Anything that causes itching, pain, or a dirty bottom can cause scooting. For example, anal sac inflammation, food allergies, and a low-fiber diet are common causes of scooting. Below, the causes of scooting are listed according to whether they cause itching, pain, or a dirty bottom.
Perineal pain is caused by anal sac inflammation, constipation, cancer, skin fold infections, anal fistulas, and clipper burns caused by grooming.
A dirty bottom is common when dogs have diarrhea, long hair, stiffness that prevents cleaning, or are obese.
Dogs lick or chew their bottoms for all the reasons listed above for scooting. In addition, female dogs in heat, incontinent females dribbling urine, and females giving birth will lick the vulva and perineum. Female pets with infection of the uterus (pyometra) may also lick the vulva.

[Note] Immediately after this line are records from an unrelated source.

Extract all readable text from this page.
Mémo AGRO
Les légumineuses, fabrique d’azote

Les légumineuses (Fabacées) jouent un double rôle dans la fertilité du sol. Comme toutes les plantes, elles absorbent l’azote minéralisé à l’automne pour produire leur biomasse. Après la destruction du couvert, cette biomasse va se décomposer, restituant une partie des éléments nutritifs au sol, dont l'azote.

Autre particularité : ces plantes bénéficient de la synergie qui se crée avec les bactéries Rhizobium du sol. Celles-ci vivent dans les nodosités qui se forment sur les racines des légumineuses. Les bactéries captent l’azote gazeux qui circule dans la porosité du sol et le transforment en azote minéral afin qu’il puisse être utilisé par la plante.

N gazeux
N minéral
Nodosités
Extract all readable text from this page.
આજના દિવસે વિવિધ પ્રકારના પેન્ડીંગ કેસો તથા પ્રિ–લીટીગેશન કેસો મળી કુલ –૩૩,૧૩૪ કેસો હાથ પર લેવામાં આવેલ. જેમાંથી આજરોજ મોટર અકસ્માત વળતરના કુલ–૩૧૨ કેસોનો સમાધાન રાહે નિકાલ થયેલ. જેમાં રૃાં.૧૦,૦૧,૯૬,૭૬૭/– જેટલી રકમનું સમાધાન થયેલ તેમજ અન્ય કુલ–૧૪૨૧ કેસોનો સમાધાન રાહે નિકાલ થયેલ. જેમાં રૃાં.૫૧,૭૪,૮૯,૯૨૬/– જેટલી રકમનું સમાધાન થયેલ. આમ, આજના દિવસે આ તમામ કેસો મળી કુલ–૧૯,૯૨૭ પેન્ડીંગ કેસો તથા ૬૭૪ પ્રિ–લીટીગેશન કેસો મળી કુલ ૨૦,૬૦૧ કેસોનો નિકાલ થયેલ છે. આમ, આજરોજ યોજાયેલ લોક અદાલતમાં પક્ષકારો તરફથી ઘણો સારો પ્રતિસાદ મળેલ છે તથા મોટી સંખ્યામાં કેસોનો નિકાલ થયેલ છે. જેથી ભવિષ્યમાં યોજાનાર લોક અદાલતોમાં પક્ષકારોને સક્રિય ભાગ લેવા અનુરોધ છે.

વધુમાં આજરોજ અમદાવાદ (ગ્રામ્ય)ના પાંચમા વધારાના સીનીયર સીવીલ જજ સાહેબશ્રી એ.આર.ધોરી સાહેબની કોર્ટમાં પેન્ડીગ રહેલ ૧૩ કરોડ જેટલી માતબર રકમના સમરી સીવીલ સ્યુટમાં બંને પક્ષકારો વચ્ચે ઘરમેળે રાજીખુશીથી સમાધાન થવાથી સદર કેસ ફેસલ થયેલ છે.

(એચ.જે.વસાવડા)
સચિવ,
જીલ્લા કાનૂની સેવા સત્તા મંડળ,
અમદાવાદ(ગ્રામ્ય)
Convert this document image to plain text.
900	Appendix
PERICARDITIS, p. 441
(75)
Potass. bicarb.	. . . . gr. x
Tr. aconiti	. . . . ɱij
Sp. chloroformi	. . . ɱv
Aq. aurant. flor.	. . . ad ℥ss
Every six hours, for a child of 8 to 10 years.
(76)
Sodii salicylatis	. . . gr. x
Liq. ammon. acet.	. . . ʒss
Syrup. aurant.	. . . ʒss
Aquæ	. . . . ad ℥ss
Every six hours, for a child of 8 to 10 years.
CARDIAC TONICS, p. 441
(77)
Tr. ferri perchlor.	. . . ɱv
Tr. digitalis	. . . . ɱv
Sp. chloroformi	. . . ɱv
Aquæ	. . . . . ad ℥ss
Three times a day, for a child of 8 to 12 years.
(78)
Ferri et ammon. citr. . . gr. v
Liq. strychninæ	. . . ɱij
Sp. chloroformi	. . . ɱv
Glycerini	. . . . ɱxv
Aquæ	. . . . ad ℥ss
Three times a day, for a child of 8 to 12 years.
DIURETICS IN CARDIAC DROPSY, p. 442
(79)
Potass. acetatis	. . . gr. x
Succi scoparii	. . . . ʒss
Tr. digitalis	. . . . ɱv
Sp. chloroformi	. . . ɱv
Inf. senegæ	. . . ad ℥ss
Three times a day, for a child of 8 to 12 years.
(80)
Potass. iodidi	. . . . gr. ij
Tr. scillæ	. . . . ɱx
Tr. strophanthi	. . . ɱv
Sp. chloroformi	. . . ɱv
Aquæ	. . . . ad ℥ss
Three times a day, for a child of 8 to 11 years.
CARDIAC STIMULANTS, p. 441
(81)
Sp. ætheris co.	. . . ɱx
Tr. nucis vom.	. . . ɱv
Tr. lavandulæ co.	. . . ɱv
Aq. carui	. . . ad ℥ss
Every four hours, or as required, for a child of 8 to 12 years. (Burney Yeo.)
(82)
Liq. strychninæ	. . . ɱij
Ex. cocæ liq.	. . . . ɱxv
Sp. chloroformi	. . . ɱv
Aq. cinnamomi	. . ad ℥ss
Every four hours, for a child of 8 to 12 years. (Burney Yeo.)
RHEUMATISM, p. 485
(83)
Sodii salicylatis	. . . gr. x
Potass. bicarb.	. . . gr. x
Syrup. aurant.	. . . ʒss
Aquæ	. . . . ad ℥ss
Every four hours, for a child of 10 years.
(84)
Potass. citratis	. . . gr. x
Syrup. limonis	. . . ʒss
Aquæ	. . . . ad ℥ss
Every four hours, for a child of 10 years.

Anal sac inflammation is common in small dogs, such as Dachshunds, Poodles and Chihuahuas, perhaps because the ducts draining their anal sacs are very tiny and easily obstructed with inflammation. It also occurs in Retrievers and Spaniels more often than in many other breeds.
Anal sac inflammation is common in the following circumstances:
Anal fistulas are common in German Shepherds and Irish Setters. These are breeds with low-set tails that keep their tails clamped down. In addition to having anatomical predisposition to anal fistulas, these breeds may have genetic immune deficiencies predisposing them to develop anal fistulas.